I grew up believing that people should be judged by their actions, not by the group they belong to. I never cared whether someone was black, white, brown, rich, poor, Republican, Democrat, Christian, Muslim, or anything else. Every person deserves respect because they are human. Trust, however, is earned through honesty, integrity, and personal responsibility. A person’s character—not their skin color, religion, politics, or social status—is what ultimately matters.
I was raised in a working family where showing up, working hard, paying your bills, and keeping your word were simply expected. We weren’t wealthy or connected. We learned that life isn’t always fair, but that complaining about it never solved anything. You took responsibility for your choices, learned from your mistakes, and kept moving forward.

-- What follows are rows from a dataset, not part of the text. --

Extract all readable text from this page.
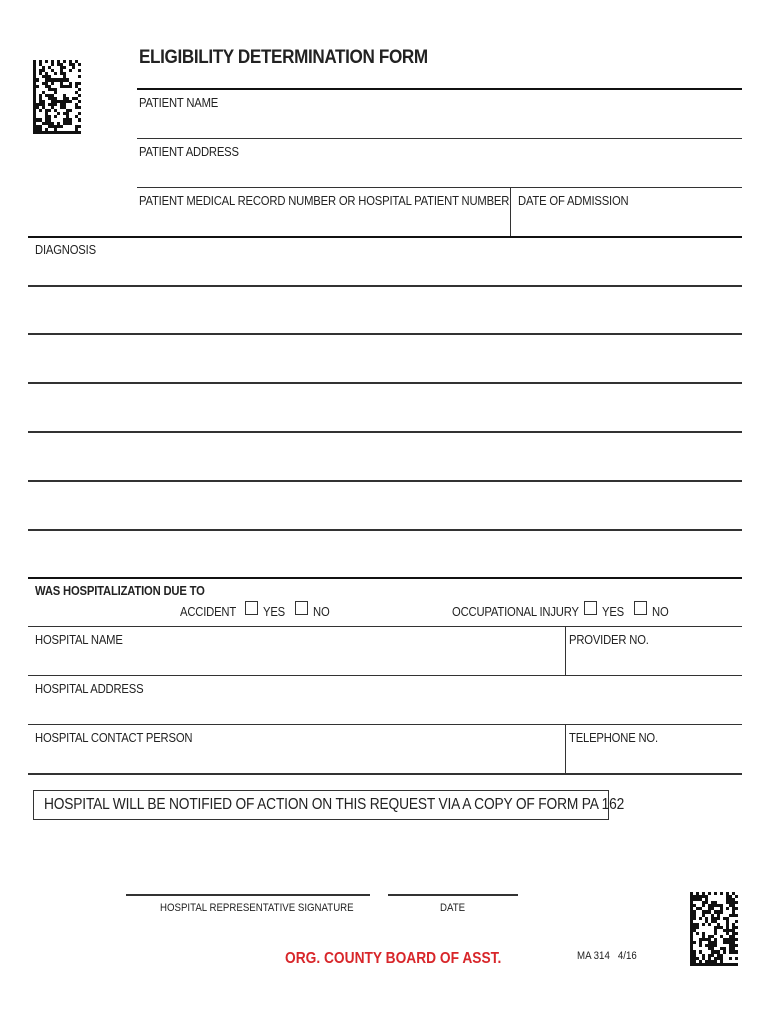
ELIGIBILITY DETERMINATION FORM
PATIENT NAME
PATIENT ADDRESS
PATIENT MEDICAL RECORD NUMBER OR HOSPITAL PATIENT NUMBER DATE OF ADMISSION
DIAGNOSIS
WAS HOSPITALIZATION DUE TO
ACCIDENT YES NO	OCCUPATIONAL INJURY YES NO
HOSPITAL NAME	PROVIDER NO.
HOSPITAL ADDRESS
HOSPITAL CONTACT PERSON	TELEPHONE NO.
HOSPITAL WILL BE NOTIFIED OF ACTION ON THIS REQUEST VIA A COPY OF FORM PA 162
HOSPITAL REPRESENTATIVE SIGNATURE	DATE
ORG. COUNTY BOARD OF ASST.	MA 314   4/16
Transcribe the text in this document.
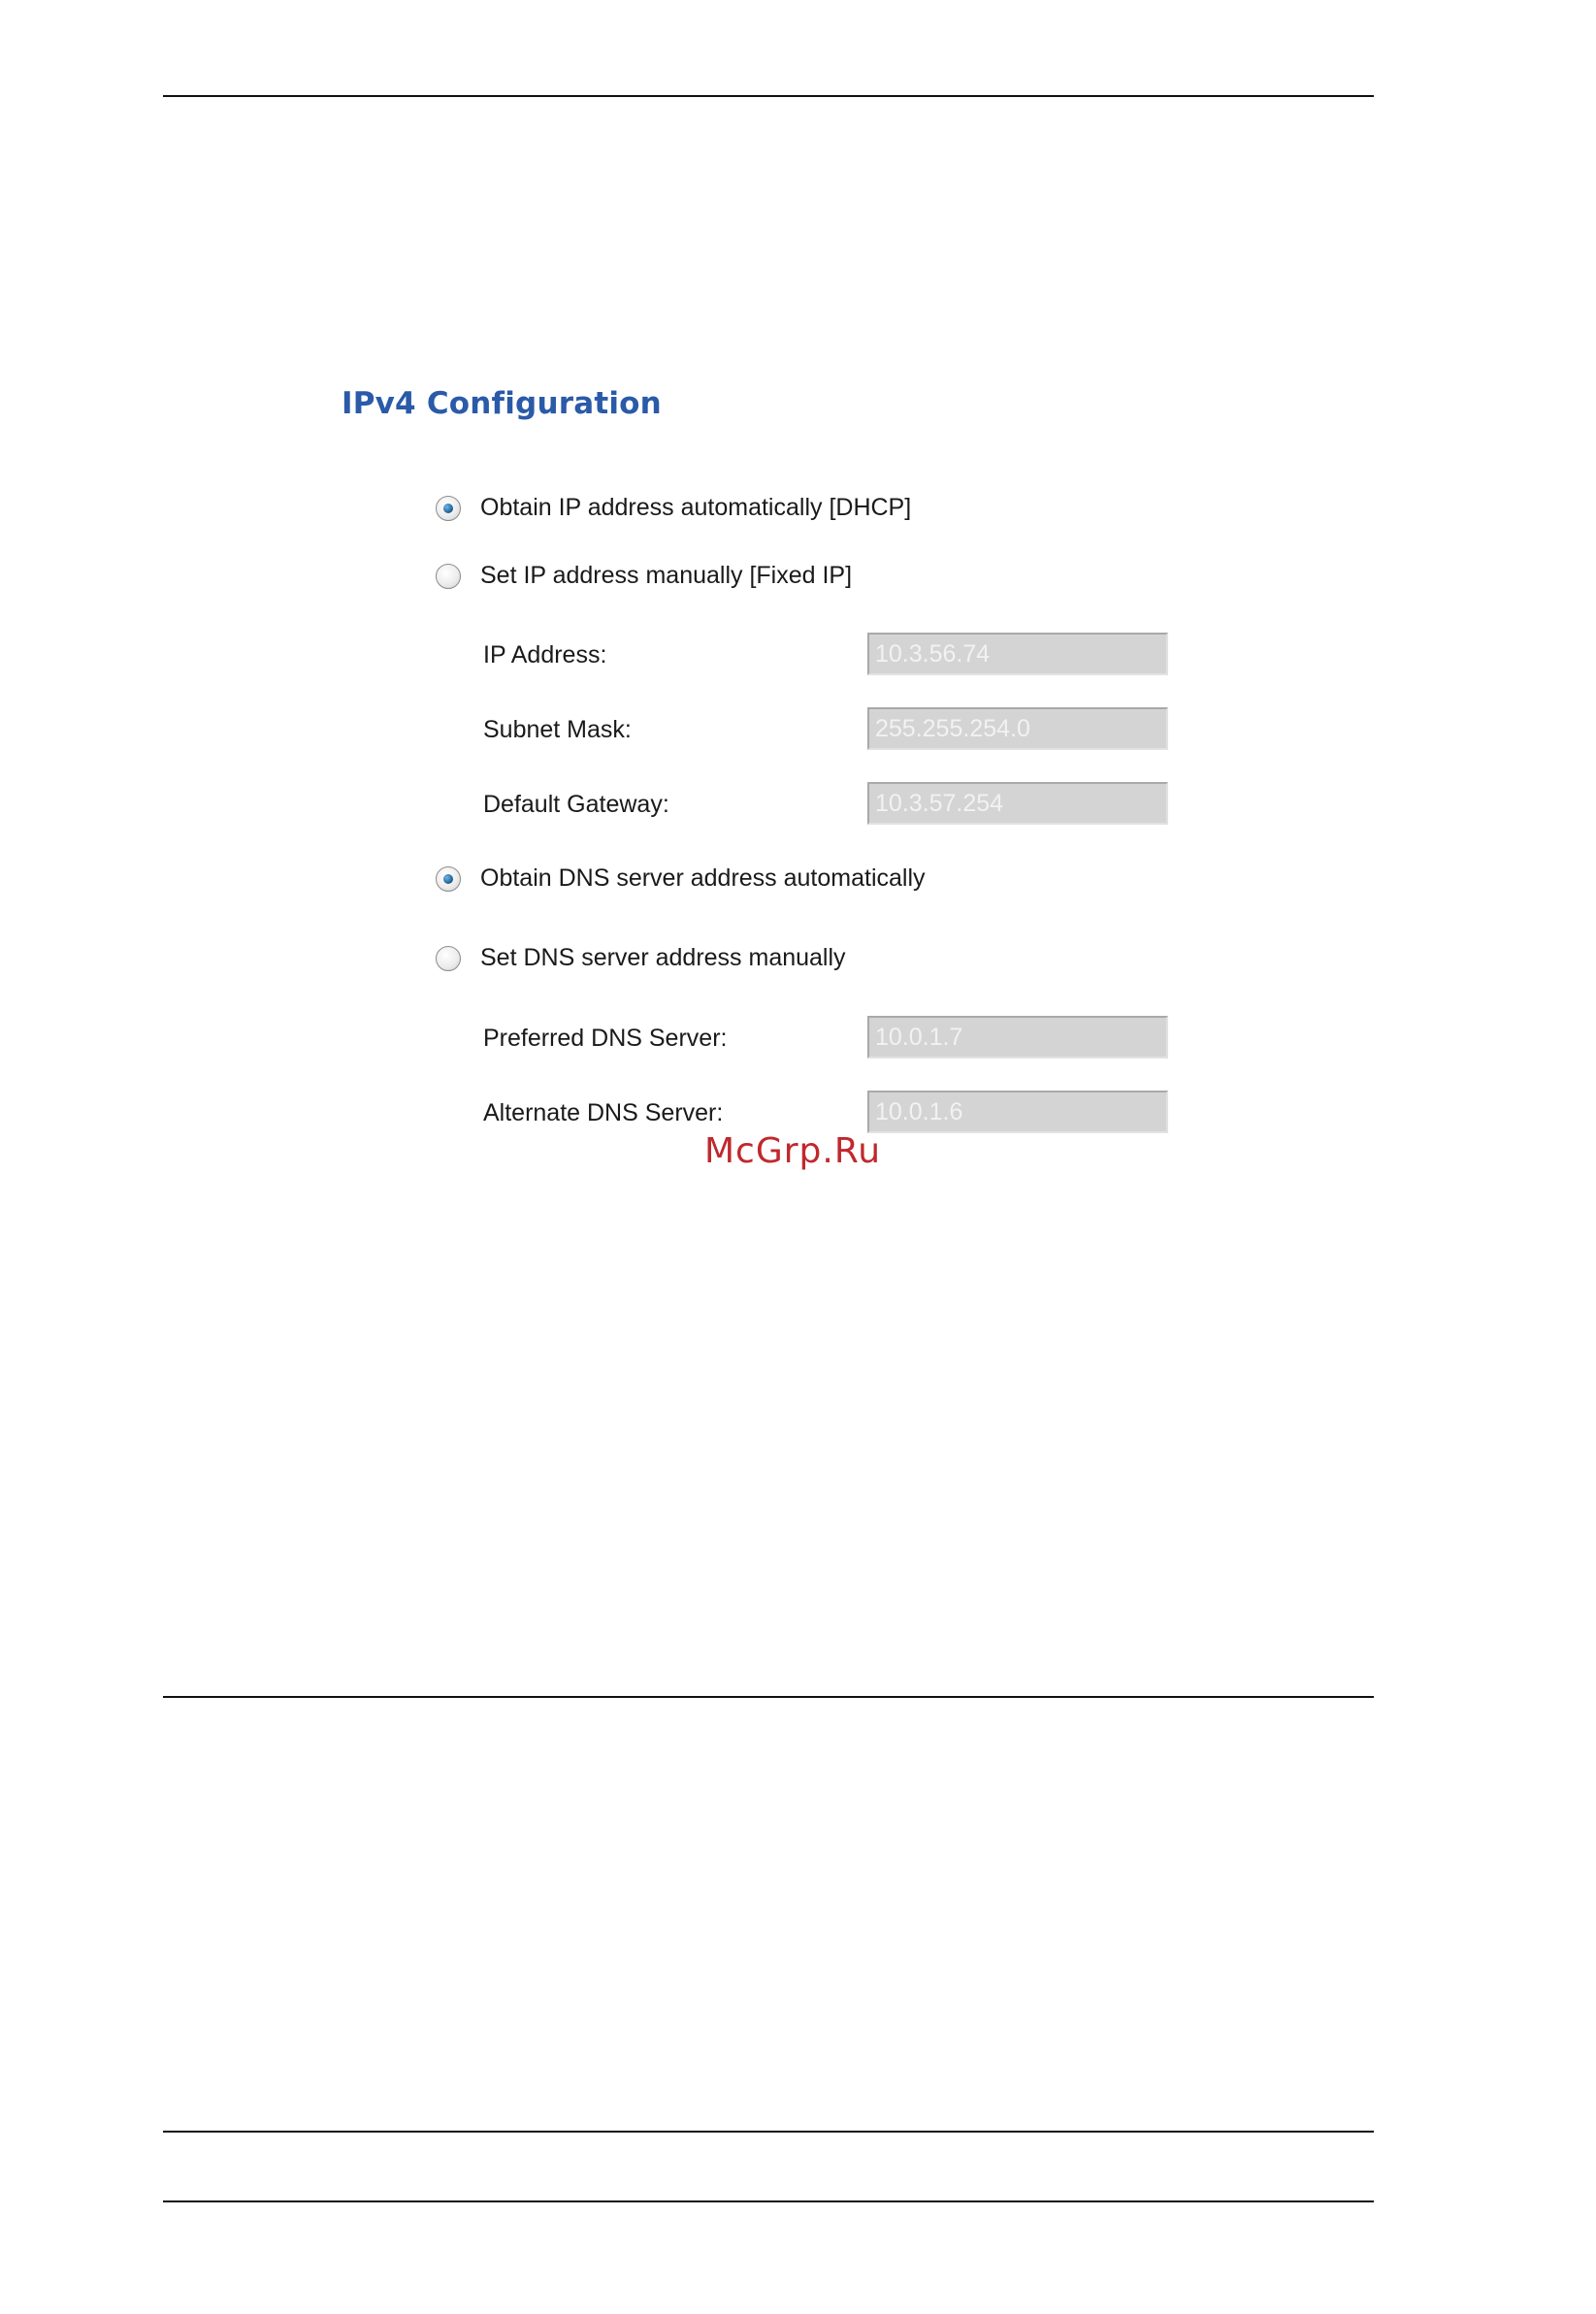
IPv4 Configuration
Obtain IP address automatically [DHCP]
Set IP address manually [Fixed IP]
IP Address:
10.3.56.74
Subnet Mask:
255.255.254.0
Default Gateway:
10.3.57.254
Obtain DNS server address automatically
Set DNS server address manually
Preferred DNS Server:
10.0.1.7
Alternate DNS Server:
10.0.1.6
McGrp.Ru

Those lessons guided my life. I went to school, worked hard, raised a family, built a career, and tried to leave things better than I found them. Along the way, I learned that freedom comes with responsibility, rights come with obligations, and success is usually built one decision at a time.
The strange thing is that my values haven’t changed much over the years. I still believe faith matters. I still believe family matters. I still believe hard work matters. I still believe people should be judged by their character and held accountable for their actions. Yet many of those beliefs, which once seemed ordinary, are now treated as controversial.
Today, it often feels as though we live in a world that sees people as categories before it sees them as individuals. We are encouraged to view one another through the lens of race, politics, religion, gender, or ideology before we know a single thing about their heart, their character, or their life story. In the rush to assign labels, we risk losing sight of our common humanity.
I don’t claim to have all the answers, and I don’t expect everyone to agree with me. I simply believe we would be better off if we spent less time dividing people into groups and more time holding individuals accountable for their own choices. Justice should be blind. Respect should be freely given. Trust should be earned. Character should still matter.
Perhaps that makes me old-fashioned. If so, I’m comfortable with that.
The measure of a person is not the color of their skin, the label attached to their name, the political party they support, or the group to which they belong. The true measure of a person is found in their character, their integrity, and the choices they make when no one is watching.
As Dr. Martin Luther King Jr. reminded us:
“I have a dream that my four little children will one day live in a nation where they will not be judged by the color of their skin but by the content of their character.”
More than sixty years later, that still seems like a dream worth pursuing.